In a recent post on the food possibilities for roasted vegetables, I listed 16 different types of vegetables.  Now, I’m not a math person in the slightest, but a bit of Internet research suggests that the total number of veggie combos (from any 2 to all 16) would be “factorial 16” or approximately 21 trillion different dishes!  To put it mildly, we’ve got plenty of scope to experiment.

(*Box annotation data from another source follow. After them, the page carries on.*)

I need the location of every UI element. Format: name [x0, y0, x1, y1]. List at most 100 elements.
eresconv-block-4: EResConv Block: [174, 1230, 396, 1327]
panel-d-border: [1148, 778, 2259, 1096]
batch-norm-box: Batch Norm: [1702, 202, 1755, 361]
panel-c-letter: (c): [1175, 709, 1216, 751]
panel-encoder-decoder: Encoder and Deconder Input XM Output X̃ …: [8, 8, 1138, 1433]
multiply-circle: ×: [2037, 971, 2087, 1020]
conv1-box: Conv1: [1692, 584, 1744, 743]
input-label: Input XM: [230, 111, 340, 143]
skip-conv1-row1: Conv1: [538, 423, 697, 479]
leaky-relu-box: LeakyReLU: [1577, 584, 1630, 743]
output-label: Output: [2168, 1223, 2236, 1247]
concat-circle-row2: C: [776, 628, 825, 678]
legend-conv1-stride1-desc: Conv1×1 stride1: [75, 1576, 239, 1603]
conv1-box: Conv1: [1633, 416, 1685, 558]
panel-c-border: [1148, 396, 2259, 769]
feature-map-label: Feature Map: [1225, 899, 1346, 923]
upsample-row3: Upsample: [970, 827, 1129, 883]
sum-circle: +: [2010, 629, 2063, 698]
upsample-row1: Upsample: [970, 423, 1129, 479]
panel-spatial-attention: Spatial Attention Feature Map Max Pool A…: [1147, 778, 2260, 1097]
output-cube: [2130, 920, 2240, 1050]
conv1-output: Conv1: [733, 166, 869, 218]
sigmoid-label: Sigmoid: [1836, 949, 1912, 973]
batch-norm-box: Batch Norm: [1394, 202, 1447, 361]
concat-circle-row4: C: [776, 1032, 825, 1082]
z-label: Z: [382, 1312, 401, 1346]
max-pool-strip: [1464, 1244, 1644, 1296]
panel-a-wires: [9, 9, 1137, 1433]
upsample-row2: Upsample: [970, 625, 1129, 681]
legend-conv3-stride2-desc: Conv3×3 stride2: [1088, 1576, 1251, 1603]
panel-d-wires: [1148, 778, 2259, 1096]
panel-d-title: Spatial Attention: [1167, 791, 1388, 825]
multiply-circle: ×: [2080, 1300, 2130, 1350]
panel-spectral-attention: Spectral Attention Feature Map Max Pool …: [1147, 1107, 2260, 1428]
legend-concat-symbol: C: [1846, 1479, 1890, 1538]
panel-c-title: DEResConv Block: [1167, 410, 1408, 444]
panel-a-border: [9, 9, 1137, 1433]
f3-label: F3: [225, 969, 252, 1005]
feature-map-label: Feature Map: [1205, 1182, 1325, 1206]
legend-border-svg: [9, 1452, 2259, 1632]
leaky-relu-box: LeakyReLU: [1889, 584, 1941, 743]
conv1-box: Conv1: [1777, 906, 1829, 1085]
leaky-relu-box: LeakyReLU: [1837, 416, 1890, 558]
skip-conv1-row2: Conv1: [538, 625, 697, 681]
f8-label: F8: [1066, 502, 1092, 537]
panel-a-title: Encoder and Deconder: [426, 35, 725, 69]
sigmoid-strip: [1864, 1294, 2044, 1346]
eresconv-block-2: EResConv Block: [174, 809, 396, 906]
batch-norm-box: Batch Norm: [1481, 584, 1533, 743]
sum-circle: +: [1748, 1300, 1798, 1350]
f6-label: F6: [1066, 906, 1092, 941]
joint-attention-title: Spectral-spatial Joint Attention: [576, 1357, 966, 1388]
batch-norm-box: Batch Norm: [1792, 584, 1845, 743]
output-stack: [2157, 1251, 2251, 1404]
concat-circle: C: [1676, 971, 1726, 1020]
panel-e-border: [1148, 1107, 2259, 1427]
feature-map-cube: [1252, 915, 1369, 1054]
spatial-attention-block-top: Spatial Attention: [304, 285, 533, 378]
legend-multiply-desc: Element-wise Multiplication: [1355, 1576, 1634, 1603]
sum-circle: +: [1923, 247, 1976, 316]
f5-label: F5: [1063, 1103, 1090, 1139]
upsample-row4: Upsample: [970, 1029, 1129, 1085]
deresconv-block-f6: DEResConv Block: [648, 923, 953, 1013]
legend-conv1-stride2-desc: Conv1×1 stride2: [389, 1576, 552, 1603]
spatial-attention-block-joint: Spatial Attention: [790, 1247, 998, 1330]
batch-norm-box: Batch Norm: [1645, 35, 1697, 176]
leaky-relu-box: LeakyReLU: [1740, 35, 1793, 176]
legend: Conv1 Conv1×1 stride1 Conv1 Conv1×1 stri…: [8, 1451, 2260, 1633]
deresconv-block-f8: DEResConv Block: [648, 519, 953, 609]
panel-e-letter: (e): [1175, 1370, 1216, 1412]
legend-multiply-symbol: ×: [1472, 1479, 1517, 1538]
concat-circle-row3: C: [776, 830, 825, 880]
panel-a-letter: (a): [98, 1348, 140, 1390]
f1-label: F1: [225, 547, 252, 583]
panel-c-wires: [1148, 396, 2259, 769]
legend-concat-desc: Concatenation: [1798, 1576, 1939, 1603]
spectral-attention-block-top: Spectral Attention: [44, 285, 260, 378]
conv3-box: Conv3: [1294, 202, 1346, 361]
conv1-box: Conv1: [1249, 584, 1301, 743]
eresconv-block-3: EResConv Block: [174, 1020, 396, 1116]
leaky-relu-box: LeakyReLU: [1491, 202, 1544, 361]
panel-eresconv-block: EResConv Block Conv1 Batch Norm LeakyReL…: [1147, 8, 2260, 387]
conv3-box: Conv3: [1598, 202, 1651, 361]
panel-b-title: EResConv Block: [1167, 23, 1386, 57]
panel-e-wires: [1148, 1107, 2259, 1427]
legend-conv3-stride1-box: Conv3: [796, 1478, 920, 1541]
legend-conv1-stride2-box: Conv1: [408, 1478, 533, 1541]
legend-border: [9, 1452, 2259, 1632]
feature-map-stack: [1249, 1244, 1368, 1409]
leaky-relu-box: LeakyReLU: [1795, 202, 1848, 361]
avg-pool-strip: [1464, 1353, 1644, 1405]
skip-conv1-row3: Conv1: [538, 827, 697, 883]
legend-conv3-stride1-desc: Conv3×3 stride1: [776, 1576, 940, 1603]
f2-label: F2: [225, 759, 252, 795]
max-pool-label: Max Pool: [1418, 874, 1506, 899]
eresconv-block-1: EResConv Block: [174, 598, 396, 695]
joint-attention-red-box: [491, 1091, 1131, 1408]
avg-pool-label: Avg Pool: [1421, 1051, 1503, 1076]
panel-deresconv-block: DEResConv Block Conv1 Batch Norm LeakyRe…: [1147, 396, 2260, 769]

I’ve certainly been on a roasted-vegetable roll and suspect it will go on all winter.  First, these vegetables are easier on my wallet; they tend to be plentiful and cheaper in the winter.  Second, they’re good for me, being full of super-healthy nutrients.  And, finally, I can just about  eat them to my heart’s content.  Ever heard of anyone overdosing or gaining weight on brussel sprouts?  Me neither.

This recipe came about because I thought brussel sprouts would be delicious with leeks, which are sweeter than regular onions, and that fresh sage, which I love, would suit the combination.  So I just threw them all together and then decided to sprinkle on some grated sheep romano cheese.  Yum!

The point of roasted vegetables is that you don’t have to be fussy about quantities.  So, if you follow this recipe, don’t worry if you use different amounts.  Just go for it!

Makes 1-4 servings

Ingredients

  • 2-3 cups of brussel sprouts
  • 1-2 leeks, sliced
  • 1-2 tbsp. fresh sage, chopped
  • 1 tbsp. oil
  • ½ tbsp. balsamic vinaigrette
  • Cooking spray
  • Salt, to taste

Directions

  1. Prepare brussel sprouts by cutting off the stem at the bottom and then halving each one.  Keep any leaves that fall off.
  2. Mix sprouts, sprout leaves, sliced leeks, and sage in a bowl.
  3. Add oil and vinaigrette and toss.
  4. Spray a shallow cooking pan with cooking spray.
  5. Bake in 375° F oven for 20-25 minutes or until you can pierce a sprout with a fork.  Onions will be dark brown at this point.
  6. Serve and salt to taste.

For Weight Watchers: The only thing that counts in this recipe is the tablespoon of oil.  Measure the quantity of your finished dish and decide on your number of servings.  Divide the servings by 3 points to get your point-value per serving.